Description
This Irresistibly Gooey Cranberry Brie Sourdough Bread Delight is a perfect blend of creamy brie, sweet-tart dried cranberries, and fragrant rosemary baked into a crisp, airy sourdough loaf. Ideal for a cozy appetizer or sharing platter, this recipe offers a warm, melty treat with a beautiful golden crust and a subtle touch of honey to enhance its flavors.
Ingredients
Scale
Ingredients
- 1 round sourdough loaf (8-10 inches) (a crisp exterior with a soft, airy inside)
- 6 oz brie cheese (cut into small cubes; substitute with Camembert for similar flavor)
- 1/3 cup dried cranberries (adds a sweet-tart burst; swap with dried cherries for extra tang)
- 2 tbsp fresh rosemary (finely chopped; brings a fragrant, herby note)
- 3 tbsp unsalted butter (melted; enriches the bread and helps it brown)
- 1 tbsp honey (optional; a touch of sweetness)
- a pinch sea salt (enhances all flavors)
Instructions
- Preheat Oven: Preheat the oven to 350°F (175°C) to prepare for baking the assembled bread.
- Score the Loaf: Using a serrated knife, gently cut the sourdough loaf in a crosshatch pattern, ensuring cuts do not go all the way through the bottom so the loaf remains intact.
- Fill the Cuts: Insert the brie cubes, dried cranberries, and finely chopped rosemary evenly into each cut of the loaf, distributing the fillings throughout.

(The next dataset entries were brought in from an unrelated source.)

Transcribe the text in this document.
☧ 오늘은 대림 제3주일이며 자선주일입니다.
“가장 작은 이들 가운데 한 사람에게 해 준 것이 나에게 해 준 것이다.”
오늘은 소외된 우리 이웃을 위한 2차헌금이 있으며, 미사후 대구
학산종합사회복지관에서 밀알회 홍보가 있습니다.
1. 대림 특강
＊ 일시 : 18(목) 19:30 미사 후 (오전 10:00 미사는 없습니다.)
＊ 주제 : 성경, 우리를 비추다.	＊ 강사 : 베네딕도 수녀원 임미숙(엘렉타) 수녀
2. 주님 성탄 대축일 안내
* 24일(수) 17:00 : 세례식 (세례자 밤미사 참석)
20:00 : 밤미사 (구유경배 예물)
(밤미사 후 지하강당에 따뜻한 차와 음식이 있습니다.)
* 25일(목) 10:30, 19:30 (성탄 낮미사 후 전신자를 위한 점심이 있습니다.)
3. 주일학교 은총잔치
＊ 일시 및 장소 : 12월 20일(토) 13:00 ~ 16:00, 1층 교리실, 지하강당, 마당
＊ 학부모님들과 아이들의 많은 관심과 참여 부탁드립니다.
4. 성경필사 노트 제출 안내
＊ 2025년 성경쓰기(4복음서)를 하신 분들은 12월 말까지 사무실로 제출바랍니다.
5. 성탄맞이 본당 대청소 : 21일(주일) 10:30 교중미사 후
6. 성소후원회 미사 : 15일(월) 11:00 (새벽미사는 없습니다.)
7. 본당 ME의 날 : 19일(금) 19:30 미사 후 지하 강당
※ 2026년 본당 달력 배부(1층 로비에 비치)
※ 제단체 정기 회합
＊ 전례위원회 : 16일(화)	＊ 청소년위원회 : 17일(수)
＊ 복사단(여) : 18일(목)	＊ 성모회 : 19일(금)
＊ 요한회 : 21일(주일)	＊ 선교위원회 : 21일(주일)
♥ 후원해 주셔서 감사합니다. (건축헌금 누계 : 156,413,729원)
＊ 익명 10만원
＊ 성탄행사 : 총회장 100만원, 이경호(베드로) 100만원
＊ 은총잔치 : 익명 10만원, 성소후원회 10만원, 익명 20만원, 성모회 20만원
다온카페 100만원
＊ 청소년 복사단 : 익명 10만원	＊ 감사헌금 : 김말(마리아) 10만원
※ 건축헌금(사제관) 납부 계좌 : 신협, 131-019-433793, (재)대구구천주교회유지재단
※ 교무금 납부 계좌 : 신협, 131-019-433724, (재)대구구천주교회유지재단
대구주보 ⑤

- Apply Butter and Honey: Pour the melted unsalted butter generously over the loaf, allowing it to seep into the crevices. If desired, drizzle honey over the top for added sweetness.
- Cover and Bake: Loosely cover the filled loaf with aluminum foil and place it on a baking sheet to prepare for oven baking.
- Bake the Bread: Bake for 15 minutes covered, then remove the foil and continue baking for an additional 10 minutes until the crust turns golden brown and the cheese inside is bubbling and melted.
- Season and Serve: Sprinkle a pinch of sea salt on top immediately after baking and serve the bread warm for the best gooey and flavorful experience.
Notes
- For a slightly tangier flavor, substitute dried cranberries with dried cherries.
- Camembert cheese can be used as a substitute for brie without losing the creamy texture.
- Do not slice the sourdough loaf all the way through to keep the bread intact during baking and serving.
- Optional honey adds a subtle sweetness that complements the tart cranberries and creamy brie.
- Serve immediately after baking for optimal gooey texture and flavor.